The XX Factor

Tennessee Legislature Passes Bill Criminalizing Pregnancy

History shows that prosecutors are more willing to blame drug use for a birth defect or stillbirth than doctors are.

Prosecutors have become quite fond of stretching the reach of child abuse and even murder laws to punish pregnant women for failing to deliver live or healthy babies, usually because those women used drugs during pregnancy. (Though not always.) Often the fact that the laws being used to prosecute are clearly not meant to address what women do to their own bodies while pregnant causes the cases to collapse. For instance, a recent Mississippi case I wrote about involving a mother charged with murder after her baby was stillborn was tossed out by a judge who ruled that the law wasn’t meant to apply to situations such as hers. 

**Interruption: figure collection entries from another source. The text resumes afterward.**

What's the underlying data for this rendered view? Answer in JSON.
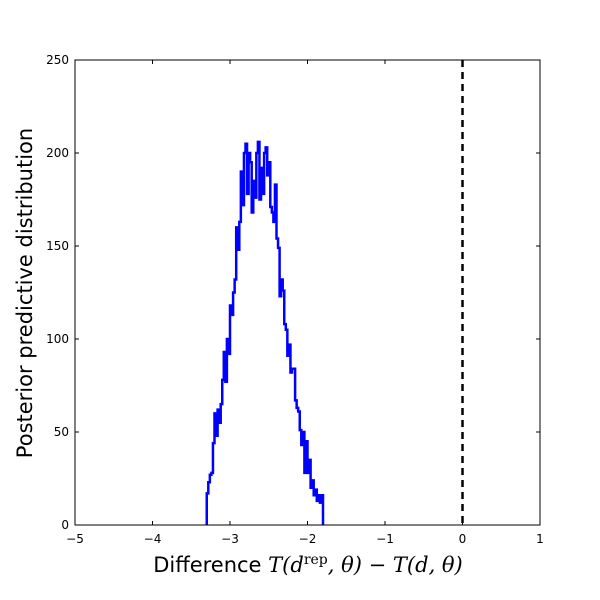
{
  "chart_data": {
    "type": "histogram-step",
    "xlabel_prefix": "Difference",
    "xlabel_math": {
      "T1": "T(",
      "d": "d",
      "sup": "rep",
      "mid": ", θ) − ",
      "T2": "T(d, θ)"
    },
    "ylabel": "Posterior predictive distribution",
    "xlim": [
      -5,
      1
    ],
    "ylim": [
      0,
      250
    ],
    "xticks": [
      -5,
      -4,
      -3,
      -2,
      -1,
      0,
      1
    ],
    "xtick_labels": [
      "−5",
      "−4",
      "−3",
      "−2",
      "−1",
      "0",
      "1"
    ],
    "yticks": [
      0,
      50,
      100,
      150,
      200,
      250
    ],
    "ytick_labels": [
      "0",
      "50",
      "100",
      "150",
      "200",
      "250"
    ],
    "grid": false,
    "series_color": "#0000ff",
    "reference_line": {
      "x": 0,
      "style": "dashed",
      "color": "#000000"
    },
    "bins": {
      "start": -3.3,
      "width": 0.02,
      "counts": [
        17,
        23,
        27,
        28,
        44,
        60,
        48,
        62,
        55,
        65,
        78,
        93,
        77,
        100,
        92,
        118,
        113,
        125,
        132,
        160,
        148,
        163,
        190,
        172,
        200,
        205,
        178,
        200,
        195,
        168,
        185,
        176,
        200,
        206,
        175,
        192,
        178,
        200,
        203,
        188,
        195,
        171,
        168,
        163,
        183,
        154,
        149,
        123,
        132,
        126,
        108,
        105,
        91,
        97,
        82,
        84,
        84,
        67,
        63,
        61,
        51,
        43,
        50,
        28,
        45,
        28,
        35,
        20,
        24,
        16,
        19,
        13,
        16,
        12,
        16
      ]
    }
  }
}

Well, the Tennessee legislature decided to fix this problem by passing a bill through both houses that would give prosecutors broad rights to press abuse charges against women who use illegal drugs during pregnancy and then give birth to unhealthy or stillborn babies. According to RH Reality Check, if the governor of Tennessee signs the bill, it will be the first law like it in the country. The law is a reaction to the passage of the Safe Harbor Act last year, an actually good bill that allows pregnant women with drug problems to seek treatment with the knowledge that Child Protective Services will not take their babies away because of it. (The women do have to stick to the program to keep that assurance.) But law enforcement insisted on retaining the right to throw a woman in jail—even if she has stuck with the treatment program—if the baby is born with problems and they decide that it must have been the drugs that did it.

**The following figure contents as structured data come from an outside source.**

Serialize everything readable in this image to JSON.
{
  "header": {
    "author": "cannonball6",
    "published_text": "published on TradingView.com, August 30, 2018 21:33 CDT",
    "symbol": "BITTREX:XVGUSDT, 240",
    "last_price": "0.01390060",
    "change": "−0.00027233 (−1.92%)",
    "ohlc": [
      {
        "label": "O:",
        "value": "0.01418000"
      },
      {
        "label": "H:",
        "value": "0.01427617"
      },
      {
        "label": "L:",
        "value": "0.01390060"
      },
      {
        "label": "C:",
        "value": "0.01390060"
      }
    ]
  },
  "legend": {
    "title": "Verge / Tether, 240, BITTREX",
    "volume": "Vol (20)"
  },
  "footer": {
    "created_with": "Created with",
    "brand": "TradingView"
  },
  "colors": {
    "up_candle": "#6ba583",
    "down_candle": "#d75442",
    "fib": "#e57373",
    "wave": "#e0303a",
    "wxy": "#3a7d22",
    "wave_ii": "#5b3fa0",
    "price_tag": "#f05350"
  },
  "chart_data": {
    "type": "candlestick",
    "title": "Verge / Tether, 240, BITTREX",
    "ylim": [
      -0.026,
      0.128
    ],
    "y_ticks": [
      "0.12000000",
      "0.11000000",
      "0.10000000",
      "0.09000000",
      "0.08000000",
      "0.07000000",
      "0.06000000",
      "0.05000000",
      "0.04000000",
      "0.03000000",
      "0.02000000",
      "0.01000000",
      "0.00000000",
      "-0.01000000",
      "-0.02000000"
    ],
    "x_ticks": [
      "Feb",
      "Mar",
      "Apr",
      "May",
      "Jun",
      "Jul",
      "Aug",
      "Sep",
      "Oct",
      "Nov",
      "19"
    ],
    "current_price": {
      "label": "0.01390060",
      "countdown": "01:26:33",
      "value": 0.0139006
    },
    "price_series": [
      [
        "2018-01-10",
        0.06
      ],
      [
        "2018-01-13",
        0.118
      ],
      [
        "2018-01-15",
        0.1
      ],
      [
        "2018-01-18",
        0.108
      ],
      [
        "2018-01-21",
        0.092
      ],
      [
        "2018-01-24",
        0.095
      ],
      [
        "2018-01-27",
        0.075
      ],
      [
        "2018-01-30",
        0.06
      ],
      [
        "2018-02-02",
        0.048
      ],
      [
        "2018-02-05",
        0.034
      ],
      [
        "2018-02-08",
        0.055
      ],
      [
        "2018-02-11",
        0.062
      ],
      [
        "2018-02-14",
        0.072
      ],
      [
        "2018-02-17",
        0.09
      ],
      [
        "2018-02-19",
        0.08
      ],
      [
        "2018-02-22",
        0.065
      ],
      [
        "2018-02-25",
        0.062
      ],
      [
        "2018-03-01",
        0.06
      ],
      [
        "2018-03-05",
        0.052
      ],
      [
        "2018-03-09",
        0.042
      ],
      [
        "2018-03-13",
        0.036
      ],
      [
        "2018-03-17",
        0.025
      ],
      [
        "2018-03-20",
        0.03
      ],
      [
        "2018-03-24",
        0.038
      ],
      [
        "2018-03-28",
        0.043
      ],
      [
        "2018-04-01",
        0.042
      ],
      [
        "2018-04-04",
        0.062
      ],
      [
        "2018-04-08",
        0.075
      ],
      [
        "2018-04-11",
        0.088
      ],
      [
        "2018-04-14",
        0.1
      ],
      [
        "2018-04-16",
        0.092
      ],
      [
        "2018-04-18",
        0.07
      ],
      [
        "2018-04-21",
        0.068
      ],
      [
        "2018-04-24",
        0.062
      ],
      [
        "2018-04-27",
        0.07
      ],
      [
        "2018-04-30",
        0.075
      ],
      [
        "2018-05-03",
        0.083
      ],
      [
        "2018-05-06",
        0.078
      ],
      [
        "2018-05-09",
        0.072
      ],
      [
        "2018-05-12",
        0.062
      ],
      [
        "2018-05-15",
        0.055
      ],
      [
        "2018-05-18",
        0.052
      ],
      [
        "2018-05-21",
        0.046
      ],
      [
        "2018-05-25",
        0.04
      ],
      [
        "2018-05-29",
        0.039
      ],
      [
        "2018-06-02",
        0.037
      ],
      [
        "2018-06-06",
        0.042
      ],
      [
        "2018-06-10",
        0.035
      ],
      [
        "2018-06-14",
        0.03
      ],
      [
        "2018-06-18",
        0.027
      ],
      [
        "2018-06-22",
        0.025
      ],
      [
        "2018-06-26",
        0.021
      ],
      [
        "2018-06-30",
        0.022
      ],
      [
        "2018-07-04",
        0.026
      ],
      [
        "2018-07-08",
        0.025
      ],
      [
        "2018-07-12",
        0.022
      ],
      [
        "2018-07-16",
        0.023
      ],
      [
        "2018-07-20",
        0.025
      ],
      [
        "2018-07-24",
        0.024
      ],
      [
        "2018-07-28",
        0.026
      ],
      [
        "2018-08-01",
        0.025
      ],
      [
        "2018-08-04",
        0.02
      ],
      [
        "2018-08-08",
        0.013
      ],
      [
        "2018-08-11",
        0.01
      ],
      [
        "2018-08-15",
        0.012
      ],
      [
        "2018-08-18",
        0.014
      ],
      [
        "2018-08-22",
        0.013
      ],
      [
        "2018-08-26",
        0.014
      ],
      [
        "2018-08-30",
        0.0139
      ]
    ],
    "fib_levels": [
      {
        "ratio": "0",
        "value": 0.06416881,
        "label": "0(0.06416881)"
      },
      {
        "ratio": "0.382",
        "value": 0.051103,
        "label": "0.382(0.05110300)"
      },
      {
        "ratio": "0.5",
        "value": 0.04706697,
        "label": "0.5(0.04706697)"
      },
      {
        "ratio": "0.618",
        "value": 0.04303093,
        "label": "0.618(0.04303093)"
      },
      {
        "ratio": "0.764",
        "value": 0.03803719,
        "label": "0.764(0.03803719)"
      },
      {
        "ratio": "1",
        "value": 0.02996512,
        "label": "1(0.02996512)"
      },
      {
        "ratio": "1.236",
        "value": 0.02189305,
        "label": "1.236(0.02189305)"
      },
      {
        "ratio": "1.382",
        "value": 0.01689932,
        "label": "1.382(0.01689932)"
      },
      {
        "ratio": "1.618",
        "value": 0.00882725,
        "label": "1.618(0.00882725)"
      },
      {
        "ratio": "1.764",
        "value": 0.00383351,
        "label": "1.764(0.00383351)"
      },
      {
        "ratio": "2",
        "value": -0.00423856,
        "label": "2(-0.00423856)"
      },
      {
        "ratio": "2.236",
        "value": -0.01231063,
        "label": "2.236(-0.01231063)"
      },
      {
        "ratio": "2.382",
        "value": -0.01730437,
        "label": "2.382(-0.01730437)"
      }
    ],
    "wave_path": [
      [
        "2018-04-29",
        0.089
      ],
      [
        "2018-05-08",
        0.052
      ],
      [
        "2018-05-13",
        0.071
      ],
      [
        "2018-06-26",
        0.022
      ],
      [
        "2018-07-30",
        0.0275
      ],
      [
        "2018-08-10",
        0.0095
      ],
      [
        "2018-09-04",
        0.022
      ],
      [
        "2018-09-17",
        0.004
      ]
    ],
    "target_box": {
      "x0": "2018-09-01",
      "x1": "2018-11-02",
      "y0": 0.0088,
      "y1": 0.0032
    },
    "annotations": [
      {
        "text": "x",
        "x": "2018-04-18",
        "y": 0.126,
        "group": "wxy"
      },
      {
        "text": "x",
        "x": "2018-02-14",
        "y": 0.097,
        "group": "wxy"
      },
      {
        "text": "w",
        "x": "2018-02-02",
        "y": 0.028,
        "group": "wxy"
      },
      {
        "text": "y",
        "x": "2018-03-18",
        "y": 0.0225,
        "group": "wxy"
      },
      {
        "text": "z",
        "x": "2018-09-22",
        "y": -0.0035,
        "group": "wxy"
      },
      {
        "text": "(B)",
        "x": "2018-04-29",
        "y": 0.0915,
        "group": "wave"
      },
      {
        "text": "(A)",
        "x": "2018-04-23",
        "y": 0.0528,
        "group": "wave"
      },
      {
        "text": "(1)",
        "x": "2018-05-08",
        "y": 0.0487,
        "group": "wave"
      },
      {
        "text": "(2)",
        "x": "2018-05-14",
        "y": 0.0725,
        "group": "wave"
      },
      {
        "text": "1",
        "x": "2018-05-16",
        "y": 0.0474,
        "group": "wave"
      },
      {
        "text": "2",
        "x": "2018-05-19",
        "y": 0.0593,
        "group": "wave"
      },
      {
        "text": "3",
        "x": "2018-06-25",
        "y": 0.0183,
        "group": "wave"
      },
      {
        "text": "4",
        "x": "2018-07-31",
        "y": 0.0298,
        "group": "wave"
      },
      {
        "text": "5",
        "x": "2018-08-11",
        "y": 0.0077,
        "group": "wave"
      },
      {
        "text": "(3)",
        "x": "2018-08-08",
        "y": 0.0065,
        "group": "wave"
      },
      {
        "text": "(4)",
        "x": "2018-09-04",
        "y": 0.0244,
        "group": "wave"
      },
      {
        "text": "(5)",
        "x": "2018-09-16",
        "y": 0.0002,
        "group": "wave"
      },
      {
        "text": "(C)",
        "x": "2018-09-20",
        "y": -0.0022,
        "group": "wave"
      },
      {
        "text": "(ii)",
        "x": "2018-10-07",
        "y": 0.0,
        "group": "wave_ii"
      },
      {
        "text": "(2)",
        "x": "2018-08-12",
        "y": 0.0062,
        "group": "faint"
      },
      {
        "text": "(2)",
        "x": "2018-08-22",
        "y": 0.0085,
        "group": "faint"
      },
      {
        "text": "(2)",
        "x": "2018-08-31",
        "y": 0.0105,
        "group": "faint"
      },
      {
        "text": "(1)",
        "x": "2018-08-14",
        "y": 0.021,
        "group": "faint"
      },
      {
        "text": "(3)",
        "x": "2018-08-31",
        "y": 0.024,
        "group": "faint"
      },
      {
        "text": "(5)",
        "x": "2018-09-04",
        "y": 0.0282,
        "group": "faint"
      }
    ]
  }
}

I say “they decide” because even though the bill ostensibly limits prosecution to cases where the baby is “born addicted to or harmed by the narcotic drug” or “if her child dies as a result of her illegal use of a narcotic drug,” history shows that prosecutors are more eager to say that drug use caused a birth defect or stillbirth than doctors are. This was evident in the Mississippi case, where the prosecutor and the state medical examiner aggressively pushed the theory that the mother’s cocaine use caused the stillbirth, even though the baby was born with an umbilical cord wrapped around her neck. It’s hard to imagine any other cases where assault or murder charges are brought up against someone when it’s an open question if the person’s actions, no matter how immoral or reckless, actually caused the injury or death in question. 

Notably, the law only addresses illegal drug use, even though one drug we know for certain causes birth defects, alcohol, is perfectly legal. 

If this law passes, it will severely undermine the intention of the Safe Harbor Act. If women avoid seeking treatment for drug abuse during pregnancy for fear of having their babies taken from them, then they are definitely going to be afraid to do it if it means risking jail based on something that may be out of their control—the circumstances of childbirth.